Too many times we ask questions off the top of our head hoping that will lead to getting the answers we are looking for.  If it does not we get frustrated and so does the person we are questioning.

This is especially true at work.  Asking the right question will lead to getting a better answer. The trick is taking the time to develop the right question to ask that will prompt the person to give you the right information you are seeking.

Unless you are looking for a simple answer it may take several questions in the form of a conversation to get all of the information you are seeking.  Who has time  to play the 100 question game?

Here are four tips to getting better answers to your questions by asking bright questions and thinking outside of the box!

1. Take time to develop your question to get the information you want.  For example if you want to know where something is ask “Can you tell me exactly where BLANK is so that I can get it?”  By adding the word exactly, you will either get an answer of exactly where it is or the answer I do not know.  You do not want any answers that have “well it might be” or “I think it is” those answers do not help you.

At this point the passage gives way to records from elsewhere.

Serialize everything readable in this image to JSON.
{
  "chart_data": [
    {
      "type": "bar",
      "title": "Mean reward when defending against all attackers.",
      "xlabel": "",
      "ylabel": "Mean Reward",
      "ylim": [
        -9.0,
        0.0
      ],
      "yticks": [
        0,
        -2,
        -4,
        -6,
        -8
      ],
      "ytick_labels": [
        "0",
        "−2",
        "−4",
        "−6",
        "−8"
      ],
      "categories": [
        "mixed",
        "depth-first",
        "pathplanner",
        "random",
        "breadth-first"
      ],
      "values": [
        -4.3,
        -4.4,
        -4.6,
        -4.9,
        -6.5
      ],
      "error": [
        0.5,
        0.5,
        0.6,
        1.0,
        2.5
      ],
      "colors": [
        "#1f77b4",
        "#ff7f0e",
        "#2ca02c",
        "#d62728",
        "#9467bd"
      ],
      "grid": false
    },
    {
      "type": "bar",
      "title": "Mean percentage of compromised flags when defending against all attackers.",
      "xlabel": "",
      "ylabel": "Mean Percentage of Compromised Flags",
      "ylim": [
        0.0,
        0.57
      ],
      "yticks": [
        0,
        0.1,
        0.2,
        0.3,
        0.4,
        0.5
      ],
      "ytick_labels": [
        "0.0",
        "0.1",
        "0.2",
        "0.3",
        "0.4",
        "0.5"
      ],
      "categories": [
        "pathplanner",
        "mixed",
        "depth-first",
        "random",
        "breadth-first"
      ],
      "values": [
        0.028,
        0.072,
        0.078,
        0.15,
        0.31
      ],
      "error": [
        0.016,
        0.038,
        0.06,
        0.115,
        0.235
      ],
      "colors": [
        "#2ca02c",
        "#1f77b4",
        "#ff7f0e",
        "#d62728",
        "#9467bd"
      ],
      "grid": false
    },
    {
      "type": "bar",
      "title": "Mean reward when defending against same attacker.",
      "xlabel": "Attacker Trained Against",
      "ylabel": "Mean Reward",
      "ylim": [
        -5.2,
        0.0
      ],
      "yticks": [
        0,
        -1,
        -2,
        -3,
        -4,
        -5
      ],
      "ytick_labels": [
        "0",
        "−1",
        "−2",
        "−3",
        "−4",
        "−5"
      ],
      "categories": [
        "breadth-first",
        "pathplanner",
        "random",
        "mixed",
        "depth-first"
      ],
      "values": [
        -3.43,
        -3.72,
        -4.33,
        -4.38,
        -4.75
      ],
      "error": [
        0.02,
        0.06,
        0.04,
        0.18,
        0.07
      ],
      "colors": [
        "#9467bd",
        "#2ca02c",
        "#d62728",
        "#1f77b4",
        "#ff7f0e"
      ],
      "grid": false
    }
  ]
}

2.If you are trying to get information regarding a situation ask open-ended questions so that the person you are speaking to will expound on their answer. Remember do not make the person guess or play 100 questions with you either.  Tell them what it is you are trying to find out from them, because unless they are a mind reader they will not be able to help you.

3. Engage the person you are speaking with, show them you care about what they are saying, and you should if you are trying to get information or answers from them.  Good eye contact and some reflection on what they are saying to you is good, this way they know you are listening to them.

(4) Ask prompting questions to let them know you want further information like “and then what happened?” and “how did that make you feel?”.  This form of questioning once you are into the conversation shows you are interested and curious and want to hear more from them.

Take the time when creating questions to ask other as it creates opportunity for both parties involved to get to know one another. By taking the time to ask the right questions your opinion or focus may change on whatever you were asking questions about.  Time is one of our most valuable assets and when you take the time in asking quality questions you are investing in getting the answers you need.

Remember it is all in how you ask the questions!